In fact, Prentis explicitly told the June meeting of Unison’s NEC that he only envisaged coordination across each individual sector: health, local government, etc. Furthermore, it is clear that he is preparing to simply focus on the question of increased contributions, leaving the equally if not more devastating attack on final salary schemes and the change to CPI from RPI inflation link.

So Prentis’ claim that the government has made “significant concessions” by extending talks from July to October and tapering in the increases from April 2012 to 2015, as announced by Danny Alexander today, are not concessions at all. They are merely designed to reach the same conclusion more safely by fragmenting the resistance to the great pensions robbery. If we only learn one thing from the 1980s, it is that United we stand, divided we fall.

 

With the union leaders where possible, without them where necessary

There are two reasons, however, why we should remain optimistic: one, that there is fighting talk from some of the other union leaders; two, that there is opposition from within Unison.

The PCS general secretary Mark Serwotka has warned “the government has stubbornly refused to compromise on any of the key issues” and called for “maximum unity in the face of a government that has lost the nation’s trust”. He rightly refused to accept there was any need for cuts.

Meanwhile Mary Bousted, Christine Blower and Sally Hunt, leaders of the ATL, NUT and UCU respectively, issued a joint statement saying, “if the government will not budge from its current position those trade unions who have already taken strike action (ATL, NUT and UCU) will, with regret, need to consider taking further industrial action in November” while noting that the headteachers’ NAHT and Welsh teachers’ UCAC unions are also preparing to ballot.

But it is the big unions, Unite, Unison and GMB, that we need to bring into action.

Unite’s NEC continues to talk tough, its June NEC agreeing to kickstart a strike fund with £2.5 million, agreeing to oppose all cuts and to seek maximum coordination of campaigns and strikes. But the Grassroots Left and other socialists need to hold them to their word, calling on them to bring all claims and disputes forward, private as well as public sector, and to bring out its members in local government and the NHS.

But Unison remains the biggest obstacle. Unison United Left has issued an open letter calling on the leadership to abandon scheme-by-scheme talks, move to ballot for a strike in early Autumn and to name the day for a strike. Camden and Tower Hamlets branches have gone further by calling for “a branch-based conference, official or unofficial, to debate what is increasingly looking like a far, far worse pensions sell-out than witnessed in 2005-07”.
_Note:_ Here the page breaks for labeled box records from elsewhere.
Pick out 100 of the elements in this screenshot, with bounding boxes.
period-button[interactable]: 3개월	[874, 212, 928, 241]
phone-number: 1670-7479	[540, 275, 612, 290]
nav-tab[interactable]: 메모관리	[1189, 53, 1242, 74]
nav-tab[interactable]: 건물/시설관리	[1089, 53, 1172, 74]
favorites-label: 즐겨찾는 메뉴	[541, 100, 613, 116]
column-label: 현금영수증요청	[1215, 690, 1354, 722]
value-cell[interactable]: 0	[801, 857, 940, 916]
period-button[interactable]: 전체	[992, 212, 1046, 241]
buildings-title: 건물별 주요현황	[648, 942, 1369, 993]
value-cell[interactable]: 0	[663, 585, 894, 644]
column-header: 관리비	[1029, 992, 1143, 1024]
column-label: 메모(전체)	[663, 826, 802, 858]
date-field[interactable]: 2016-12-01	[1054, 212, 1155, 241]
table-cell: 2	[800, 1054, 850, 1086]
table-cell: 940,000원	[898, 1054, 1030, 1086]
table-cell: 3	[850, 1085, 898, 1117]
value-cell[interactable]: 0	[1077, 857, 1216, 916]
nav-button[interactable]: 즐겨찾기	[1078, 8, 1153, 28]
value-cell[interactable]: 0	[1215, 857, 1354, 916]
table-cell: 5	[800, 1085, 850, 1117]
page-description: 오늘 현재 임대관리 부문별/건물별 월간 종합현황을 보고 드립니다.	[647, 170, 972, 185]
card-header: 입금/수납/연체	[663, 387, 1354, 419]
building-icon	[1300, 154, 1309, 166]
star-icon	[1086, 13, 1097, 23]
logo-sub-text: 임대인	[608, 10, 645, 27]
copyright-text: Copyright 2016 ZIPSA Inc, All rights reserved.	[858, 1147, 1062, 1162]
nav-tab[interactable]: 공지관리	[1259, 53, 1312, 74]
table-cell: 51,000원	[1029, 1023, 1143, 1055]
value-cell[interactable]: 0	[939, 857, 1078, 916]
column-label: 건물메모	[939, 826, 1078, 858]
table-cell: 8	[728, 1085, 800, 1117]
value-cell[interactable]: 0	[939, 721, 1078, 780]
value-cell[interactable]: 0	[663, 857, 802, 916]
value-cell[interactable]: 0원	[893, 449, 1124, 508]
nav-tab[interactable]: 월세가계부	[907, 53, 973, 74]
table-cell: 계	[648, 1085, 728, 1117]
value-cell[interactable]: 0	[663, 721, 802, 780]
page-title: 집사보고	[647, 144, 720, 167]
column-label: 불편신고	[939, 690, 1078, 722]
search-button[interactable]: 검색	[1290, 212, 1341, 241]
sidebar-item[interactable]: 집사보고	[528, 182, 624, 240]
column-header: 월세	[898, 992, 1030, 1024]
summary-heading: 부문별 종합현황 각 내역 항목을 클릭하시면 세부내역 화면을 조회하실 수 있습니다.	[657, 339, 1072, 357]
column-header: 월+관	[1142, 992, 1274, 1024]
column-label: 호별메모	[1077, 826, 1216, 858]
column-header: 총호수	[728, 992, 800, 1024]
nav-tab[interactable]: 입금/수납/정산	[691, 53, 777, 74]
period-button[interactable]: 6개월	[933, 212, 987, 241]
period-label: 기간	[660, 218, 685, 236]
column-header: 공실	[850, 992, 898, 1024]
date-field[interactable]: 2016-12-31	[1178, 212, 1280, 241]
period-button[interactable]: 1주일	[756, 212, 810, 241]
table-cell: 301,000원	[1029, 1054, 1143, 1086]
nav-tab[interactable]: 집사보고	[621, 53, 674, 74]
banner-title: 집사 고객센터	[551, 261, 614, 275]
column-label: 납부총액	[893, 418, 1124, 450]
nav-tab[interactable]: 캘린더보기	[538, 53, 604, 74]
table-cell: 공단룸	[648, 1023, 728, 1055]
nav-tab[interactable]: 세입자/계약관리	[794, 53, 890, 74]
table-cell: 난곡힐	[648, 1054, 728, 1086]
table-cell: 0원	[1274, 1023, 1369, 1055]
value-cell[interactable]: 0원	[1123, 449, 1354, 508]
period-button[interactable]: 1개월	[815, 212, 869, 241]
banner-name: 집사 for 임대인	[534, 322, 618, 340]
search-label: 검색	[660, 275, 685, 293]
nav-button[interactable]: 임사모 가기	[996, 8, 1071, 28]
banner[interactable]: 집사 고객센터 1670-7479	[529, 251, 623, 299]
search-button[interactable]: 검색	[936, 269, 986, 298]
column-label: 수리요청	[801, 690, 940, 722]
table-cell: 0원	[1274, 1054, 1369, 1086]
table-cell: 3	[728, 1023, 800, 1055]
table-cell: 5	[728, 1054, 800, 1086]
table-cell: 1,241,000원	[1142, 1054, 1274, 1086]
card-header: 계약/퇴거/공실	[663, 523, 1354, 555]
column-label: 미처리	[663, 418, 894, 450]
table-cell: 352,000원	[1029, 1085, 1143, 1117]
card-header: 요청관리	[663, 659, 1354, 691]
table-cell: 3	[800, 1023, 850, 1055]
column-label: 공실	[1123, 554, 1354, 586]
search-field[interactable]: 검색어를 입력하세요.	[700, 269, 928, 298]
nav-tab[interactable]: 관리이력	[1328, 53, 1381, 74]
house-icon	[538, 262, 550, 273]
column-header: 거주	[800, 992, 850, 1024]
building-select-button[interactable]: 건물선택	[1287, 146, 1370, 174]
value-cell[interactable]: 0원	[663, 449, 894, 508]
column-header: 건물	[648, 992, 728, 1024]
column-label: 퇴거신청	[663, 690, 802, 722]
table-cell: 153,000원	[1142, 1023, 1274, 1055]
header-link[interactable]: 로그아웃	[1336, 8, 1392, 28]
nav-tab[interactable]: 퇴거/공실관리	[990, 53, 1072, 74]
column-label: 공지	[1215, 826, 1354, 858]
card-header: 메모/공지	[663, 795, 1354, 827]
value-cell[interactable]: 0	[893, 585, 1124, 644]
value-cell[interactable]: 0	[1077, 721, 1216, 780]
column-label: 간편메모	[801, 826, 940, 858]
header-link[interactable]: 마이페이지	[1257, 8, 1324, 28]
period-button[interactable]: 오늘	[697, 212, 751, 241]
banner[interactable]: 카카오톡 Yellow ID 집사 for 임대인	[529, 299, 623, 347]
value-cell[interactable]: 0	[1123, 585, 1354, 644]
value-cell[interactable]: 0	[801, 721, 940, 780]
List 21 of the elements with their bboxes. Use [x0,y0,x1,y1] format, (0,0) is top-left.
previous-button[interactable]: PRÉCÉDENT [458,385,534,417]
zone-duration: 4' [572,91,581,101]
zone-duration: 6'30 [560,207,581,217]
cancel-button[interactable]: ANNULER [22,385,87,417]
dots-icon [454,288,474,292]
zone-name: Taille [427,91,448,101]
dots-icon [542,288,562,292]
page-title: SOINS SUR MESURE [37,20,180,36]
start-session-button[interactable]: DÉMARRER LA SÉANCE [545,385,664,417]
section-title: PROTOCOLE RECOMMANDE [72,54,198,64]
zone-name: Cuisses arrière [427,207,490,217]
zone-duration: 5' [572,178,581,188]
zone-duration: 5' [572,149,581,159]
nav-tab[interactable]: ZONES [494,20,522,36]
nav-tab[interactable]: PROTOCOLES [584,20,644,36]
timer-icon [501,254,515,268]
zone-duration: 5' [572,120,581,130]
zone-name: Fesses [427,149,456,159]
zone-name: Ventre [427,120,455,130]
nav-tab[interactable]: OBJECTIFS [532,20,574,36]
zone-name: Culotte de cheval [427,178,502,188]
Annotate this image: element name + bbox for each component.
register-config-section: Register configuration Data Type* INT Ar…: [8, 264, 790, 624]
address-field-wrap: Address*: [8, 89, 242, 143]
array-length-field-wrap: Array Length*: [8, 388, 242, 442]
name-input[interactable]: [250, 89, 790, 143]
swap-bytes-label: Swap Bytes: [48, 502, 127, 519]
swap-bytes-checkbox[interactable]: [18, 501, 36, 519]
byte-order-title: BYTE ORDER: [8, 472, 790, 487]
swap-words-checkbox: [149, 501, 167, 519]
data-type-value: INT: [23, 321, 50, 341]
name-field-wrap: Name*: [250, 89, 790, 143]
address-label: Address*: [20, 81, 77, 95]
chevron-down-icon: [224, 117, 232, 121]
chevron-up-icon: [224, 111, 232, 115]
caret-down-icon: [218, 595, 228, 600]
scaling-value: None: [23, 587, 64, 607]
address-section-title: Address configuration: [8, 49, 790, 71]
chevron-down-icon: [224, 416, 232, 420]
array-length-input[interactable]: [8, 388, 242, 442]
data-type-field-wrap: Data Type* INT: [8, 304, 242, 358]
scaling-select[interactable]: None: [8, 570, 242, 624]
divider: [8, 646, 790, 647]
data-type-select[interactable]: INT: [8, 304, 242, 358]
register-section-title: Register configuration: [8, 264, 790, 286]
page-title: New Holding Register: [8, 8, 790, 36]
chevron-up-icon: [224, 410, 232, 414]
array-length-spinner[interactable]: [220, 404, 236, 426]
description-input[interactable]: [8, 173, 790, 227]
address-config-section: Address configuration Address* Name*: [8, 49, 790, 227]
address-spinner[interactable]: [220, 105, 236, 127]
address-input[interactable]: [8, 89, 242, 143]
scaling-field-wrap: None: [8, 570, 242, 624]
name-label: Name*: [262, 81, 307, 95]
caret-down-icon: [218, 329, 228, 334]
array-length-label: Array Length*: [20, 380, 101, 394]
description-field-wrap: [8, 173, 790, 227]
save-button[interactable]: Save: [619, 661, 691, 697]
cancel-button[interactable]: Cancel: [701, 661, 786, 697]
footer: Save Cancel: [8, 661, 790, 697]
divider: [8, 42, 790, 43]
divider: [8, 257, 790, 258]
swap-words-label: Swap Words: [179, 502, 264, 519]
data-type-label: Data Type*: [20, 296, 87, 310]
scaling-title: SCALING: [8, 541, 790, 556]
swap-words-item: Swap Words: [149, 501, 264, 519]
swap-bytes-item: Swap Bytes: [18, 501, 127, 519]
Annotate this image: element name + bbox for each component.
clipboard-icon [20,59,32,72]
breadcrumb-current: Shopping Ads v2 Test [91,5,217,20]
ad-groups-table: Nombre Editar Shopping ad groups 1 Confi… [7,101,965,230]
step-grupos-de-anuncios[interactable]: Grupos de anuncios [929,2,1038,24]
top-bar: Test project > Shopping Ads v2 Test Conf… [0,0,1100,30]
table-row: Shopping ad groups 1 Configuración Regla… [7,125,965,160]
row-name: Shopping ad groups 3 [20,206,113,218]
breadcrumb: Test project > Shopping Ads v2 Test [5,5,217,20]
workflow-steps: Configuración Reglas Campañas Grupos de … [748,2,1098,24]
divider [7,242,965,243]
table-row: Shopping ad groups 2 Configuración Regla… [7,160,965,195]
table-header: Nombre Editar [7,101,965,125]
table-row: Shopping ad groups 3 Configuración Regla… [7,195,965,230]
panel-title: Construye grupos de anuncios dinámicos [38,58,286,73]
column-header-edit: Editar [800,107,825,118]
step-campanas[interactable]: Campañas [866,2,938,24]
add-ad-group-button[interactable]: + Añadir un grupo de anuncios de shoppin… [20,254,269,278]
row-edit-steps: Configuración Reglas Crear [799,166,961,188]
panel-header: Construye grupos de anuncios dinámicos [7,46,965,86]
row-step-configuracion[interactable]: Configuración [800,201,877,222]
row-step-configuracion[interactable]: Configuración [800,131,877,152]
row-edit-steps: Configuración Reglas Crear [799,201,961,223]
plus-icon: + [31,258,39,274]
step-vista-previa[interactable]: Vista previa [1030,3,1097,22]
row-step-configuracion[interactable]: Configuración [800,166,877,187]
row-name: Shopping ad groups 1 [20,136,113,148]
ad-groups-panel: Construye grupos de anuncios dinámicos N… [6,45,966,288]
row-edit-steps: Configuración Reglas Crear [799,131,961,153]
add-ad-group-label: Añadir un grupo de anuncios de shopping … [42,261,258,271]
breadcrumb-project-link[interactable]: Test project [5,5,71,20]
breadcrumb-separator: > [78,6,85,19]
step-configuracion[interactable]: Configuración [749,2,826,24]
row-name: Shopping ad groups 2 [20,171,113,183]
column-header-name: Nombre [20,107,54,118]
Workers Power supports both these initiatives. Indeed if the Unison leadership continues to drag its feet we should be prepared to take action without the official leaders. The conference called by the Tower Hamlets and Camden branches, as well as organising a campaign across the unions to force the leaders to act, should try and organise strikes, unofficially if necessary, from below if the union leadership continues to obstruct action. By establishing a network across the union that’s strong enough to deliver united action, we can lay the basis for a cross-union rank and file movement.

Such a bold move could succeed because it could tap into the anger felt by hundreds of thousands of members and the hope raised by the 30 June strikes. But we are under no illusion that this would also take a sea-change in how the left organises in the union; we would need to simultaneously begin a campaign for a rank and file movement in Unison, prepared to fight with the union leaders where possible, without them where necessary.